Lei foi feita para cartola, não para a arquibancada

JOSÉ HENRIQUE MARIANTE
EDITOR-ADJUNTO DE ESPORTE

Um dia antes de o presidente Luiz Inácio Lula da Silva assinar a nova legislação do esporte, a Globo foi obrigada a mostrar um corintiano espetado pelo traseiro em uma absurda grade no estádio do Morumbi.
A terrível imagem seria argumento suficiente para justificar o rigor de qualquer lei, das existentes às serem criadas. Assim como a tragédia de São Januário, a luta campal no Pacaembu, o gradil do Maracanã e os tantos episódios violentos que o futebol nacional já produziu.
Na cerimônia de assinatura, o tal torcedor, um taxista que teve o baço retirado, não foi lembrado.

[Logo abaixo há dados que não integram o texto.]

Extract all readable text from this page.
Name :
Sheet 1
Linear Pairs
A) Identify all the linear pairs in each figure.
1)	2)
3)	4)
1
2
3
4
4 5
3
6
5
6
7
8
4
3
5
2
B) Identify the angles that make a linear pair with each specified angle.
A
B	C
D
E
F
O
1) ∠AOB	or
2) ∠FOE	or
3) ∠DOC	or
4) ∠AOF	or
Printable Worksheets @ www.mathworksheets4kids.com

Lula preferiu pedir ajuda para fazer a lei emplacar. Errou o foco? Não, antecipou dificuldades. O Estatuto do Torcedor e a chamada MP79, versão um pouco mais ácida da Lei Pelé, não foram elaborados para ajudar o torcedor a torcer.
Foram feitos, ainda no governo anterior, para responsabilizar dirigentes por todo tipo de delito, seja ele fiscal, financeiro, esportivo ou até mesmo cível. A idéia, que moveu boa parte dos trabalhos das duas CPIs, é limpar o setor. Garantir direitos ao fã do esporte, que, aliás, já são garantidos por outras leis, é um meio de aumentar a vidraça da cartolagem, uma desculpa louvável.
Houve debate. Fóruns foram criados, entendidos e interessados foram ouvidos, e até um patético jogo-modelo, onde uma torcida organizada organizava as arquibancadas, foi realizado. A lei foi para o Congresso, passou nas duas Casas por acordo de lideranças -com pautas trancadas, virou escambo-, o governo sancionou, e o torcedor, de estalo, virou respeitado consumidor, com direitos e deveres, da noite para o dia. Bacana, não?
Sim, muito. Mas, como estádio de futebol não é lugar de bacana, clubes, federações e CBF resolveram parar o campeonato, estratégia tão radical quanto a utilizada contra eles pelos legisladores: usar o incauto torcedor e sua paixão.
Poucos serão os fãs que estarão pensando na importância do número de ambulâncias se seu time não entrar em campo no domingo. Ou a necessidade de receber um comprovante de ingresso. Ou que isso tudo pode salvar sua vida e/ou garantir que seu time não está sendo roubado nas bilheterias.
Torcedor não raciocina, pois, se o fizesse, não iria ao estádio ser tratado como gado. E quem raciocina (e derruba cada vez mais as rendas dos jogos) duvida seriamente daquela imagem da arquibancada mostrada na TV, gente feliz, pais e filhos, namorados, uma propaganda enganosa da atividade de torcer.
A do Morumbi violentou esse sonho. E provou que é apenas o do torcedor que está na reta.